When I first began transitioning out of performing and into choreography, I knew there was a lot of knowledge I needed to gain to help bridge the gap. Coming from the world of ballet, it wasn't so much steps I needed to learn, but rather the craft of using movement to enhance and strengthen theatrical storytelling. I've been lucky enough to assist some incredible choreographers over the years (Josh Prince, Josh Rhodes, and Lorin Latarro among them), but in the in-between times, I would spend hours searching for additional sources of wisdom and advice, and would come up fairly empty handed.
How exactly does one become a choreographer? The answer can prove quite elusive. Our mission at Broadway Dance Lab is to nurture choreographers by providing them with the tools they need to practice their craft and test their ideas. Each Cycle, I am fortunate enough to witness new work coming to life from the minds of some of the greatest dance-makers currently working in the field. It occurred to me one day that these artists have clearly found their way along the path of "making it," and that their insights might prove extremely insightful for others on the journey. Out of this thought, In Step was born!
Each month, In Step features a new conversation with a choreographer discussing his/her own practice, and the steps they took to become a working professional. How did they get their name out there? What lessons have they learned along the way? What do they wish they'd known when they were first starting out? Since we launched the podcast last fall, we've had some incredible guests, such as Lorin Latarro, JoAnn M. Hunter, and Al Blackstone. It is my hope that the program will become a resource for aspiring choreographers of all ages and technical backgrounds.

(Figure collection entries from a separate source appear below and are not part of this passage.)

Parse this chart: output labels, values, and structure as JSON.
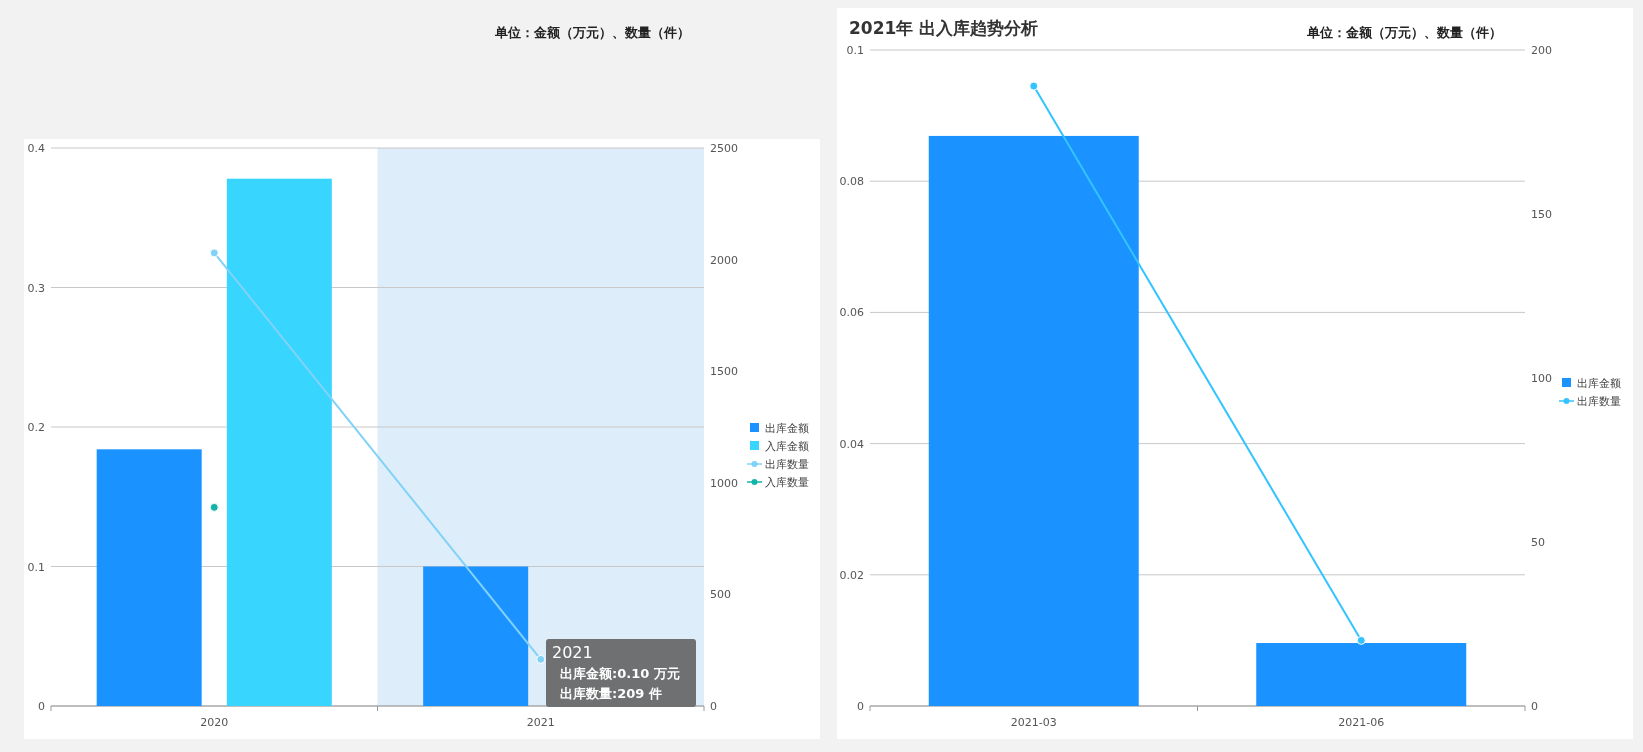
{
  "chart_data": [
    {
      "type": "bar",
      "categories": [
        "2020",
        "2021"
      ],
      "ylim": [
        0,
        0.4
      ],
      "yticks": [
        0,
        0.1,
        0.2,
        0.3,
        0.4
      ],
      "y2lim": [
        0,
        2500
      ],
      "y2ticks": [
        0,
        500,
        1000,
        1500,
        2000,
        2500
      ],
      "grid": "y",
      "legend": "right",
      "marker": "circle",
      "series": [
        {
          "name": "出库金额",
          "color": "#1a92ff",
          "values": [
            0.184,
            0.1
          ]
        },
        {
          "name": "入库金额",
          "color": "#38d5ff",
          "values": [
            0.378,
            null
          ]
        },
        {
          "name": "出库数量",
          "type": "line",
          "axis": "y2",
          "color": "#80d2f7",
          "values": [
            2030,
            209
          ]
        },
        {
          "name": "入库数量",
          "type": "line",
          "axis": "y2",
          "color": "#14b3a8",
          "values": [
            890,
            null
          ]
        }
      ],
      "bands": [
        {
          "axis": "x",
          "from": "2021",
          "to": "2021",
          "color": "#deedfa"
        }
      ],
      "annotations": [
        "单位：金额（万元）、数量（件）",
        "2021",
        "出库金额:0.10 万元",
        "出库数量:209 件"
      ]
    },
    {
      "type": "bar",
      "title": "2021年 出入库趋势分析",
      "categories": [
        "2021-03",
        "2021-06"
      ],
      "ylim": [
        0,
        0.1
      ],
      "yticks": [
        0,
        0.02,
        0.04,
        0.06,
        0.08,
        0.1
      ],
      "y2lim": [
        0,
        200
      ],
      "y2ticks": [
        0,
        50,
        100,
        150,
        200
      ],
      "grid": "y",
      "legend": "right",
      "marker": "circle",
      "series": [
        {
          "name": "出库金额",
          "color": "#1a92ff",
          "values": [
            0.0869,
            0.0096
          ]
        },
        {
          "name": "出库数量",
          "type": "line",
          "axis": "y2",
          "color": "#33c3ff",
          "values": [
            189,
            20
          ]
        }
      ],
      "annotations": [
        "单位：金额（万元）、数量（件）"
      ]
    }
  ]
}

Even though there's no right way to go about this profession, it can be encouraging to know that those we idolize were once dealing with their own doubts and questions. Many of our guests have choreographed multiple Broadway shows, and yet their process of searching and questioning remains ongoing. They share their experiences with me, not as a rulebook, but as the beginning of a dialogue; one that becomes ultimately more interior than exterior. The life of a choreographer can be extremely solitary. Whenever we get the chance, we might as well learn from each other!